Damian rustled up a glass of ice water while we fidgeted. Navarro accepted the glass, took a sip, licked his lips. “Now, all this is elementary social teleodynamics. But here again, Klein does something daring. Because he knows more about the Affinities than anyone else—and because he can model them with unprecedented accuracy—he has factored their influence into his predictions.”
Amanda said, “And that makes a difference?”
“Yes! Quite a startling difference! Klein’s research suggests that the Affinities could become major players in the evolution of a pan-global culture. By which I mean they will increasingly influence politics, policy, and economics. They could in fact come to serve in place of what is so conspicuously absent—a global human conscience.”
“The Affinities can do that?”
“Well, no. Not every Affinity. There was a reason Klein entrusted his data to Taus.”
“What,” Amanda said, “we’re so special?”
“Apparently,” Navarro said, “we are.”
* * *
We’re special.
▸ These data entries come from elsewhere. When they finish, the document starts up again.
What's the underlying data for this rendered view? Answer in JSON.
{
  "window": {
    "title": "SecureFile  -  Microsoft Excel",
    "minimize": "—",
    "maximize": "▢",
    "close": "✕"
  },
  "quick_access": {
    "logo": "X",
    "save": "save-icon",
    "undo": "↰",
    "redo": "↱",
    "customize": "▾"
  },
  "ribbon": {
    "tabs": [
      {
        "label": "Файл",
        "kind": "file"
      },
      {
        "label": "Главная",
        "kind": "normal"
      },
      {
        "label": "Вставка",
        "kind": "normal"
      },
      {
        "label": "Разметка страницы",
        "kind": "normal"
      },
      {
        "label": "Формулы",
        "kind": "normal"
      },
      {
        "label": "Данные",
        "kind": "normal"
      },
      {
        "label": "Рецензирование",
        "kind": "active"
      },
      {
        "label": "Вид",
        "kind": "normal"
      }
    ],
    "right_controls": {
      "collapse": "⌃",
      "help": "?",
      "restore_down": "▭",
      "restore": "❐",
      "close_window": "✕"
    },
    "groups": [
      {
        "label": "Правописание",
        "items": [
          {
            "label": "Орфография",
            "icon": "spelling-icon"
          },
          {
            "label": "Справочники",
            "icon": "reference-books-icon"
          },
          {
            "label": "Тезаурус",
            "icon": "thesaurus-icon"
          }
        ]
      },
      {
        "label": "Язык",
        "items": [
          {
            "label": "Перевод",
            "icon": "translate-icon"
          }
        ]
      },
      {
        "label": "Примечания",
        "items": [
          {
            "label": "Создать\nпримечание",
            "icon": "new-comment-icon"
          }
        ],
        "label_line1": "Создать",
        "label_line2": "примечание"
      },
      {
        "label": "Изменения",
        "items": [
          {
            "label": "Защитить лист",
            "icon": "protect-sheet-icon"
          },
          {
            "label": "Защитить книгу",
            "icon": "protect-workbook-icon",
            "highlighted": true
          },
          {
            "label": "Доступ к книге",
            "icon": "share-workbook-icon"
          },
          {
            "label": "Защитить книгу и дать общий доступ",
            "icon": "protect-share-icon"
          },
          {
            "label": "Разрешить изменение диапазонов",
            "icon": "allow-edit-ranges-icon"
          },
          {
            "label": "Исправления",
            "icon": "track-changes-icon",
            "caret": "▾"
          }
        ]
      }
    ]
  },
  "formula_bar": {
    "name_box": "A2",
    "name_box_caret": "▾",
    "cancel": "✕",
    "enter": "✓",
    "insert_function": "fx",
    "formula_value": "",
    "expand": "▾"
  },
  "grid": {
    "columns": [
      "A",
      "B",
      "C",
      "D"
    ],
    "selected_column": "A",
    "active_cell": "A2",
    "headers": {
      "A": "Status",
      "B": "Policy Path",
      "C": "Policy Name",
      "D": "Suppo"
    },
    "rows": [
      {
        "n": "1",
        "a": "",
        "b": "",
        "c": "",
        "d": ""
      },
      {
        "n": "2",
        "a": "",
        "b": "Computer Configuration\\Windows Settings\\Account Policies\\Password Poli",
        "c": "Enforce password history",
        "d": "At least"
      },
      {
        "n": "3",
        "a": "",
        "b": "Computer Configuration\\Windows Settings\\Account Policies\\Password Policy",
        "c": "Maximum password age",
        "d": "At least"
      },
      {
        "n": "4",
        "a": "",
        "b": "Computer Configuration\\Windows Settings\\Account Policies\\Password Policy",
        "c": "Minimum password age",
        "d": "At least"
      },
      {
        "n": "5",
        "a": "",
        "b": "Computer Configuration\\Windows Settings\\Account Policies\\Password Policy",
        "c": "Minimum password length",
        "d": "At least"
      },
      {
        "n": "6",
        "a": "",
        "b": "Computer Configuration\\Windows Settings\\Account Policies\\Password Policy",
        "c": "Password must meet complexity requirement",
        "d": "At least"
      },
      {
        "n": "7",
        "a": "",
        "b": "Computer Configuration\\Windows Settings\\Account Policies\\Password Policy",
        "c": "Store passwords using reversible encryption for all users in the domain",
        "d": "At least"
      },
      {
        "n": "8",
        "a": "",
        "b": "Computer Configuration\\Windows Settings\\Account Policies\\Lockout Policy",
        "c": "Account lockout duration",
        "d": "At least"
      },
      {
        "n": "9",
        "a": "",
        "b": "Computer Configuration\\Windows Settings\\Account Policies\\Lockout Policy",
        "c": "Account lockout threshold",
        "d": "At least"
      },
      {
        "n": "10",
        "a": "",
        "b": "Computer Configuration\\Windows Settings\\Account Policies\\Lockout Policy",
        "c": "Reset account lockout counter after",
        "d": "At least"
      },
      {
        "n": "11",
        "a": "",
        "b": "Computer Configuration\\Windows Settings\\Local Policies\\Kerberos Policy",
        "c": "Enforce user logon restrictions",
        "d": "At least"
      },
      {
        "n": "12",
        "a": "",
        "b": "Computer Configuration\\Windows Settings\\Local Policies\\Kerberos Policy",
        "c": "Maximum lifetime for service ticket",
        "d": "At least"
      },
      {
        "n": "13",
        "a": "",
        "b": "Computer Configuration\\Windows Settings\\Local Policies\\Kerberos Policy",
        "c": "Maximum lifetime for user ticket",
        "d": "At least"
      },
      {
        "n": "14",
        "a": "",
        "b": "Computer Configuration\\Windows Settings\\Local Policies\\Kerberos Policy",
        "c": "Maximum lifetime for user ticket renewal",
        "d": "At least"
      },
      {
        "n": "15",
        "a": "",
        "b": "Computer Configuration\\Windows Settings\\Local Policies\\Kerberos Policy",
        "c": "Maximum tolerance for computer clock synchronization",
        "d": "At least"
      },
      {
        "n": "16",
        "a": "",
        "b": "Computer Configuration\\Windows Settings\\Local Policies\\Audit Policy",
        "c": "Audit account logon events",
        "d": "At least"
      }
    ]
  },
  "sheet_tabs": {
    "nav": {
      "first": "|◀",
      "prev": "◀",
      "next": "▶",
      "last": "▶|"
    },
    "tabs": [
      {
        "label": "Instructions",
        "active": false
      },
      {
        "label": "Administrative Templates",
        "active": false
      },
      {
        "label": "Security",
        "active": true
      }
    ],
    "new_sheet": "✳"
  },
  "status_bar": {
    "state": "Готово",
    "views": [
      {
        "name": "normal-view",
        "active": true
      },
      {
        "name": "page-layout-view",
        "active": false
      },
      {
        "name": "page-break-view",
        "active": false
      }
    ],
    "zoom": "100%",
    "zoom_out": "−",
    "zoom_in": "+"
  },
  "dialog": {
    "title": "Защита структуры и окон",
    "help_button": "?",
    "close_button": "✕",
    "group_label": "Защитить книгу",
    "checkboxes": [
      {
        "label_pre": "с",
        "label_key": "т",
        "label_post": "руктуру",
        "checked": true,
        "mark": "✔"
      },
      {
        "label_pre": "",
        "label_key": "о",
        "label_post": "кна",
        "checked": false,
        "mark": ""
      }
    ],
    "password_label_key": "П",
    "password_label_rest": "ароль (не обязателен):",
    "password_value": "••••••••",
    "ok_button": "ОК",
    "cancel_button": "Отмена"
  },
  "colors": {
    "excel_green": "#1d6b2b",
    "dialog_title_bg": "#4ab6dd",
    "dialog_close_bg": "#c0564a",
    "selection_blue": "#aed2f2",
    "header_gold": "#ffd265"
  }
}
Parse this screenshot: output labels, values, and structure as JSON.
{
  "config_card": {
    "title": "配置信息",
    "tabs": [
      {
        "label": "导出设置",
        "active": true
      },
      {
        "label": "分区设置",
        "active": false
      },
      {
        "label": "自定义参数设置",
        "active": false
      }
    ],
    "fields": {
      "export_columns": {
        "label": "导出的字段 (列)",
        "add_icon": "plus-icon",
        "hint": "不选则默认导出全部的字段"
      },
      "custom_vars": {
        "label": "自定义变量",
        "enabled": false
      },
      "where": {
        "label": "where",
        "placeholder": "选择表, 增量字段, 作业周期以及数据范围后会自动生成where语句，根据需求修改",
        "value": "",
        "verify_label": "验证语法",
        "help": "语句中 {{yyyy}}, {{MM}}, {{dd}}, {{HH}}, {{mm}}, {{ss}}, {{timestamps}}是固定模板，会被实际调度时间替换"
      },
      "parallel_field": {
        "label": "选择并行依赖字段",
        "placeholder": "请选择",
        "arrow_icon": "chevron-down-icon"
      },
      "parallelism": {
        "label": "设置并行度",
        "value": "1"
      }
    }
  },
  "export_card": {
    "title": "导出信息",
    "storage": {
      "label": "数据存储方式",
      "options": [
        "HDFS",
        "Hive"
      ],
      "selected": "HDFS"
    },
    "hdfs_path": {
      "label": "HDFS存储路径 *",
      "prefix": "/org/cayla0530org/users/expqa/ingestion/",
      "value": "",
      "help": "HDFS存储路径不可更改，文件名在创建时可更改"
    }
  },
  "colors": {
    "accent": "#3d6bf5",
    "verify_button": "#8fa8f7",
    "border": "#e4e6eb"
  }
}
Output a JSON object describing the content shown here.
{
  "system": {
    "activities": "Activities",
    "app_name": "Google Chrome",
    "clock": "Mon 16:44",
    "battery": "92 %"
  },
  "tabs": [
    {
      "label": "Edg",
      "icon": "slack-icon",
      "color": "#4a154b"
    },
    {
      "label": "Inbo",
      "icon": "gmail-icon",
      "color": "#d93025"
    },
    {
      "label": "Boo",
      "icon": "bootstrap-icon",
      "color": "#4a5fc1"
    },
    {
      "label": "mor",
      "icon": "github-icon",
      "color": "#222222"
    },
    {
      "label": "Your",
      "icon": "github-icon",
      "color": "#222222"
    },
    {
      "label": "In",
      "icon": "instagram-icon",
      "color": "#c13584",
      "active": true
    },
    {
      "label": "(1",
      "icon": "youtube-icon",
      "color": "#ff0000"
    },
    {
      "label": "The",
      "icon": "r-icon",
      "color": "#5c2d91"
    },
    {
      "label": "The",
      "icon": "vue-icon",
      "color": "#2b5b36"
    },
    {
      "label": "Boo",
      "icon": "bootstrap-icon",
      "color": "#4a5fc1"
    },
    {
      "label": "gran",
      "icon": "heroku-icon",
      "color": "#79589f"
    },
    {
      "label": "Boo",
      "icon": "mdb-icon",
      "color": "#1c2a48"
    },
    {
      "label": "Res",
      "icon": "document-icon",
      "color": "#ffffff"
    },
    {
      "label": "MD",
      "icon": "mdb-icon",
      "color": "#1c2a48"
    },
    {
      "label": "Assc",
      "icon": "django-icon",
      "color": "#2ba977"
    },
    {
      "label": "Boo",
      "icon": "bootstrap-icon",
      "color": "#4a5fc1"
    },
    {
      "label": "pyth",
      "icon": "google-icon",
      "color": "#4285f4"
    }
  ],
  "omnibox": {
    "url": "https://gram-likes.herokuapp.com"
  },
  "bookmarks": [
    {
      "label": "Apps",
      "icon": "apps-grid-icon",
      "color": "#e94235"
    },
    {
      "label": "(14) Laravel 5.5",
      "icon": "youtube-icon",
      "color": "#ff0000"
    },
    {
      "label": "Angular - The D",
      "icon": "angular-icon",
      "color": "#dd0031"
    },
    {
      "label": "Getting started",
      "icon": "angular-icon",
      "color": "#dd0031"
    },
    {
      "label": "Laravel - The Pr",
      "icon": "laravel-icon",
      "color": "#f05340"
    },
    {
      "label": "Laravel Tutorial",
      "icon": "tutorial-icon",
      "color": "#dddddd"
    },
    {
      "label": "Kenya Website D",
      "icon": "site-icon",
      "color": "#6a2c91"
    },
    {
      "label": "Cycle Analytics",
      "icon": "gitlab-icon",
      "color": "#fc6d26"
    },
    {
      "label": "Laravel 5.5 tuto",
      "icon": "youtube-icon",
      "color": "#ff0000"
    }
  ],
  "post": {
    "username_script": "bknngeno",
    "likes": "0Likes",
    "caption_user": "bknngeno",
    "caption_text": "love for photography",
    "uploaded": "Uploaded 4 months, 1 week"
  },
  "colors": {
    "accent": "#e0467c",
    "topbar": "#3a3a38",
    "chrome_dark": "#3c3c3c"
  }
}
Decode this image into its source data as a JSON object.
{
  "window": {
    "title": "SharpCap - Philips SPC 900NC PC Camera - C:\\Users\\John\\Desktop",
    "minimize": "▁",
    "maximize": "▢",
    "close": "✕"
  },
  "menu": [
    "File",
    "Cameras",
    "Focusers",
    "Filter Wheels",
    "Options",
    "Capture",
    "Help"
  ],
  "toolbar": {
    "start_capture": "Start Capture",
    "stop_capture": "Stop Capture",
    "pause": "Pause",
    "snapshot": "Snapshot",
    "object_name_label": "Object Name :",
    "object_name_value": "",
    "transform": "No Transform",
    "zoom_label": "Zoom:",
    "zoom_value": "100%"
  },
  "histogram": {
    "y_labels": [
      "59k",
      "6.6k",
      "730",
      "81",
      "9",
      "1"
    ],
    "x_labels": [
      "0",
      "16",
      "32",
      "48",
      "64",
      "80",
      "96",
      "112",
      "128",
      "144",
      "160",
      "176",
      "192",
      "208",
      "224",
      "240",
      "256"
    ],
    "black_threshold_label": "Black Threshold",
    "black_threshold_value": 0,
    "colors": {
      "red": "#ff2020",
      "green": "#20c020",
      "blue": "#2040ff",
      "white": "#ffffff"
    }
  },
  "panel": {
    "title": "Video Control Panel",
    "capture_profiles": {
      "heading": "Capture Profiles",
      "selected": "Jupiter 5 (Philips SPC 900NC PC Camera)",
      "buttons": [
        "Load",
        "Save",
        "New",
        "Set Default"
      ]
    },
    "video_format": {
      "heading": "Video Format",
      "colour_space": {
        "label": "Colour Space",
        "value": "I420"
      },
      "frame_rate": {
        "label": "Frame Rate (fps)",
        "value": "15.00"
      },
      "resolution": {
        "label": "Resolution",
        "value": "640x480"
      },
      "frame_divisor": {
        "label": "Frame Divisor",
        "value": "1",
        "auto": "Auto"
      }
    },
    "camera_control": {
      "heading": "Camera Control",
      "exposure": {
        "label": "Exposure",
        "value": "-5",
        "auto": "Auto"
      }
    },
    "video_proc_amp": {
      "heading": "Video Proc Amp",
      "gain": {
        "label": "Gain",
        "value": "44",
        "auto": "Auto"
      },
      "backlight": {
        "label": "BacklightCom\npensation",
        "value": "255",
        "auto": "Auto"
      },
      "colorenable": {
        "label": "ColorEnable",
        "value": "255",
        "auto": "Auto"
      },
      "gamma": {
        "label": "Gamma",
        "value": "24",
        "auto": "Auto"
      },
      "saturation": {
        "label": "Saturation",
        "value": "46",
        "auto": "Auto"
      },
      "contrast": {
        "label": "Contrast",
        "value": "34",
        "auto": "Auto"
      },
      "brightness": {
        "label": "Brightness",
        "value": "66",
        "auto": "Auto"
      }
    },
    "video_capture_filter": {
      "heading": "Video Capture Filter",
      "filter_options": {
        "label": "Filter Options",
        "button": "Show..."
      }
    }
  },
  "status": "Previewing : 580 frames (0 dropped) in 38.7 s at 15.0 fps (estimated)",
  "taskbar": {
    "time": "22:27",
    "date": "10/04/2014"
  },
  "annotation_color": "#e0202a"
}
It was something we may have suspected but never said aloud. It sounded arrogant and narcissistic.
But did we feel it? Of course we did.
I had felt it when I first walked through the doors of Lisa and Loretta’s house in Toronto. I had felt it when I realized I was in a community of people who loved me, whom I could love freely and confidently in return, and who loved me despite my imperfections as I loved them despite theirs. I had recognized in that house the presence of what was so conspicuously absent in the house where I had grown up: the possibility of being both truly known and genuinely loved.
Which of course made us special. Special to ourselves; special because we were inside the charmed circle, and others were not. But Navarro was suggesting something different. He was suggesting that we might be special to the world at large … that something in the Tau community might help shepherd everyone into a better future.